Yang saya lihat, pemerintah Singapura berusaha menenangkan warganya dengan memberikan informasi-informasi yang jelas. Peran serta masyarakat untuk membuat kondisi menjadi tenang pun tampak sekali. Panduan-panduan tentang menghadapi wabah sangat mudah ditemui. Arahan untuk menjaga kebersihan sangat jelas dimana-mana. Sampai botol-botol ‘hand-sanitizer’ dapat dengan gampang diakses. Posko-posko darurat yang memeriksa suhu tubuh tiap pengunjung banyak berdiri. 

Saya juga dapat dengan mudah mengakses informasi penyebaran virus lewat situs Kementrian Kesehatan Singapura https://www.moh.gov.sg/. Tak hanya penyebaran, juga informasi berapa banyak orang yang telah sembuh (dinyatakan tidak memiliki virus Corona) pun ada. Tentunya informasi ini terbatas untuk tahu berapa banyak bukan siapa saja orangnya karena itu tidak penting.

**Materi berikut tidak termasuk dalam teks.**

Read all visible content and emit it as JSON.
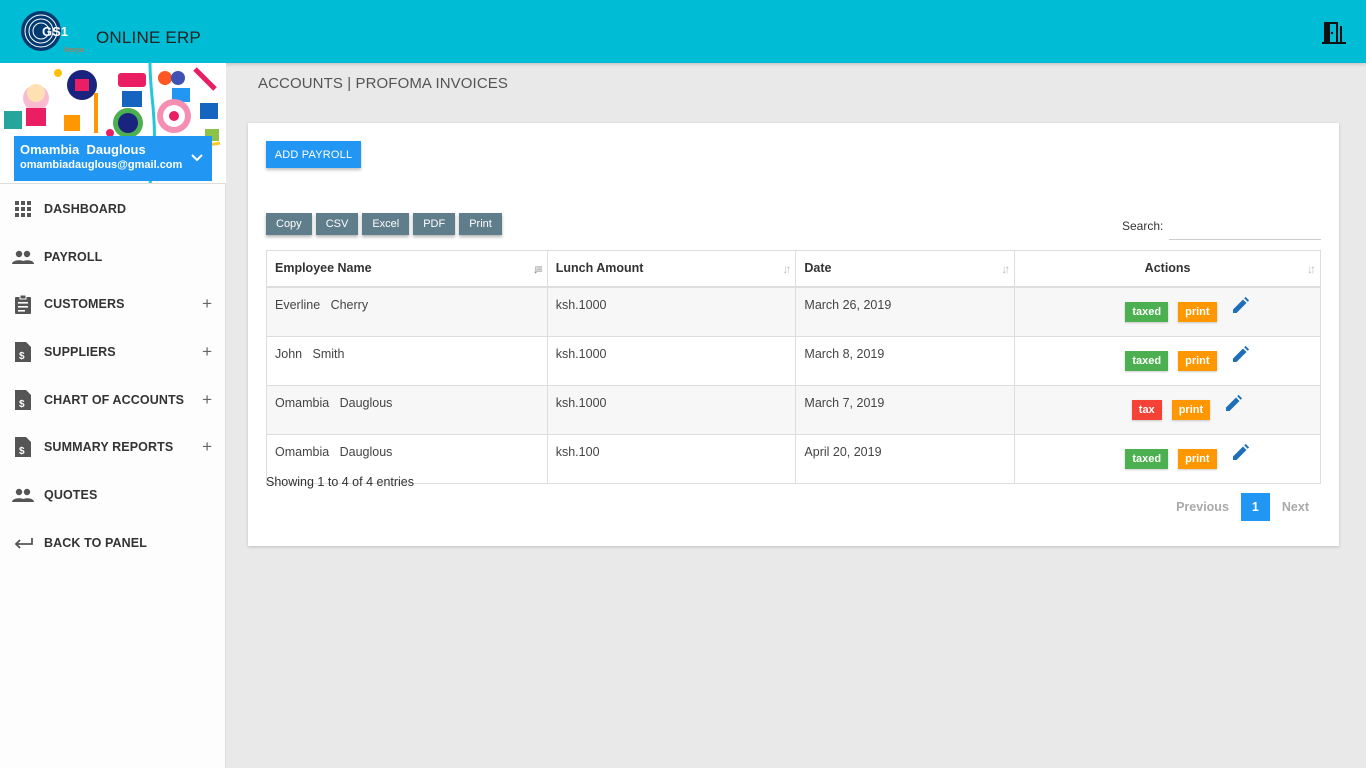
{
  "app": {
    "logo_text": "GS1",
    "logo_sub": "Kenya",
    "title": "ONLINE ERP"
  },
  "user": {
    "name": "Omambia  Dauglous",
    "email": "omambiadauglous@gmail.com"
  },
  "nav": [
    {
      "label": "DASHBOARD",
      "icon": "grid-icon",
      "expandable": false
    },
    {
      "label": "PAYROLL",
      "icon": "people-icon",
      "expandable": false
    },
    {
      "label": "CUSTOMERS",
      "icon": "clipboard-icon",
      "expandable": true
    },
    {
      "label": "SUPPLIERS",
      "icon": "invoice-icon",
      "expandable": true
    },
    {
      "label": "CHART OF ACCOUNTS",
      "icon": "invoice-icon",
      "expandable": true
    },
    {
      "label": "SUMMARY REPORTS",
      "icon": "invoice-icon",
      "expandable": true
    },
    {
      "label": "QUOTES",
      "icon": "people-icon",
      "expandable": false
    },
    {
      "label": "BACK TO PANEL",
      "icon": "back-arrow-icon",
      "expandable": false
    }
  ],
  "page": {
    "title": "ACCOUNTS | PROFOMA INVOICES",
    "add_button": "ADD PAYROLL",
    "export_buttons": [
      "Copy",
      "CSV",
      "Excel",
      "PDF",
      "Print"
    ],
    "search_label": "Search:",
    "search_value": ""
  },
  "table": {
    "columns": [
      "Employee Name",
      "Lunch Amount",
      "Date",
      "Actions"
    ],
    "rows": [
      {
        "name": "Everline   Cherry",
        "amount": "ksh.1000",
        "date": "March 26, 2019",
        "status": "taxed",
        "status_color": "#4caf50",
        "print": "print"
      },
      {
        "name": "John   Smith",
        "amount": "ksh.1000",
        "date": "March 8, 2019",
        "status": "taxed",
        "status_color": "#4caf50",
        "print": "print"
      },
      {
        "name": "Omambia   Dauglous",
        "amount": "ksh.1000",
        "date": "March 7, 2019",
        "status": "tax",
        "status_color": "#f44336",
        "print": "print"
      },
      {
        "name": "Omambia   Dauglous",
        "amount": "ksh.100",
        "date": "April 20, 2019",
        "status": "taxed",
        "status_color": "#4caf50",
        "print": "print"
      }
    ]
  },
  "footer": {
    "info": "Showing 1 to 4 of 4 entries",
    "previous": "Previous",
    "current_page": "1",
    "next": "Next"
  },
  "colors": {
    "topbar": "#00bcd4",
    "primary": "#2196f3",
    "export_button": "#607d8b",
    "taxed": "#4caf50",
    "tax": "#f44336",
    "print": "#ff9800"
  }
}
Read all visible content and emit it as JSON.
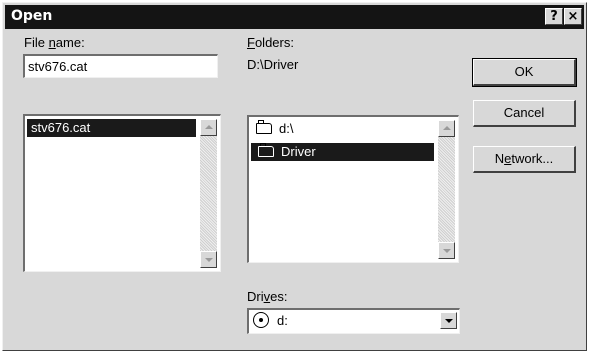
{
  "window": {
    "title": "Open",
    "help_label": "?",
    "close_label": "×"
  },
  "file_name": {
    "label_pre": "File ",
    "label_key": "n",
    "label_post": "ame:",
    "value": "stv676.cat",
    "list": [
      "stv676.cat"
    ]
  },
  "folders": {
    "label_key": "F",
    "label_post": "olders:",
    "current_path": "D:\\Driver",
    "items": [
      {
        "label": "d:\\",
        "selected": false
      },
      {
        "label": "Driver",
        "selected": true
      }
    ]
  },
  "drives": {
    "label_pre": "Dri",
    "label_key": "v",
    "label_post": "es:",
    "value": "d:"
  },
  "buttons": {
    "ok": "OK",
    "cancel": "Cancel",
    "network_pre": "N",
    "network_key": "e",
    "network_post": "twork..."
  },
  "icons": {
    "folder_open": "folder-open-icon",
    "drive": "cd-drive-icon"
  }
}
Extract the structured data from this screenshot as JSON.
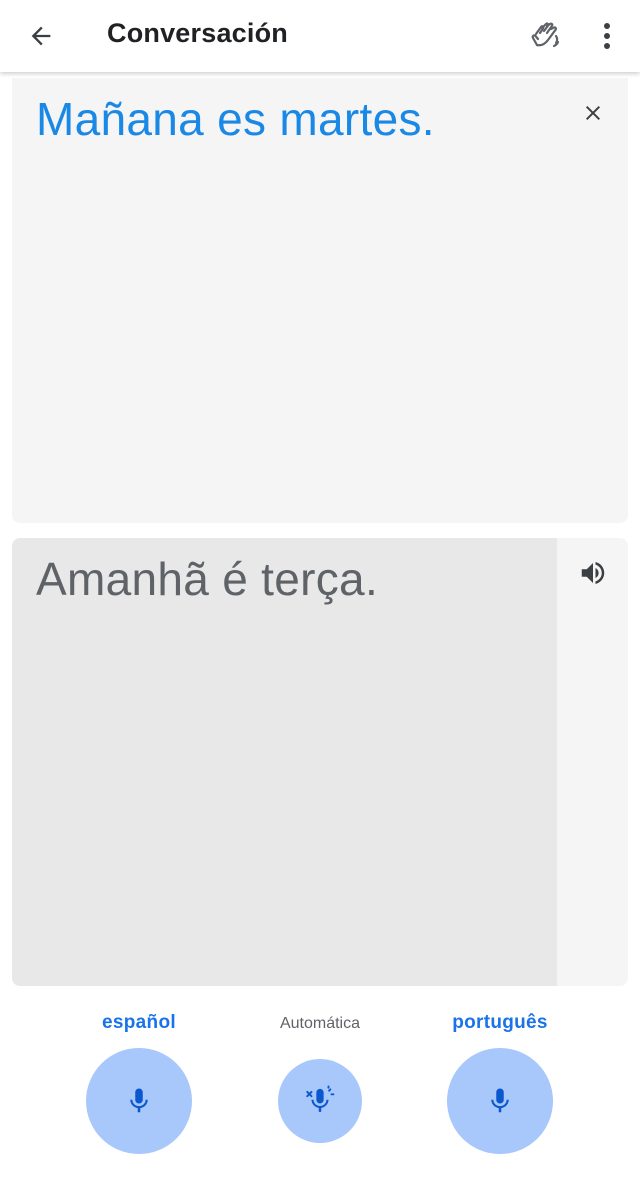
{
  "appbar": {
    "title": "Conversación",
    "icons": {
      "back": "arrow-back-icon",
      "hands": "waving-hands-icon",
      "more": "more-vert-icon"
    }
  },
  "source": {
    "text": "Mañana es martes.",
    "color": "#1a88e5",
    "close_icon": "close-icon"
  },
  "target": {
    "text": "Amanhã é terça.",
    "speaker_icon": "volume-up-icon"
  },
  "controls": {
    "left_language": "español",
    "auto_label": "Automática",
    "right_language": "português",
    "mic_color": "#a8c7fa",
    "accent_color": "#1a73e8"
  }
}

Satu hal lagi yang membuat saya takjub adalah usaha keras dari pemerintah Singapura untuk meredam penyebaran dengan arahan karantina bagi orang-orang yang punya riwayat perjalanan ke Cina dan juga orang-orang yang beresiko tinggi karena sempat berinteraksi dengan korban. Saking seriusnya juga, orang-orang yang berusaha untuk mangkir dari karantina bisa kena denda mahal, dipenjara bahkan kehilangan keistimewaan sebaga penduduk tetap Singapura, jika mereka bukan warga negara.

Ini yang membuat saya merasa tenang dan aman tinggal di Singapura. Ketika saya harus berpergian untuk bisnis ke luar negeri, saya tidak khawatir dengan keluarga yang saya tinggalkan. Saya justru berusaha untuk mawas diri lagi karena akan berada di negara atau kawasan yang belum tentu aman dari wabah Covid19.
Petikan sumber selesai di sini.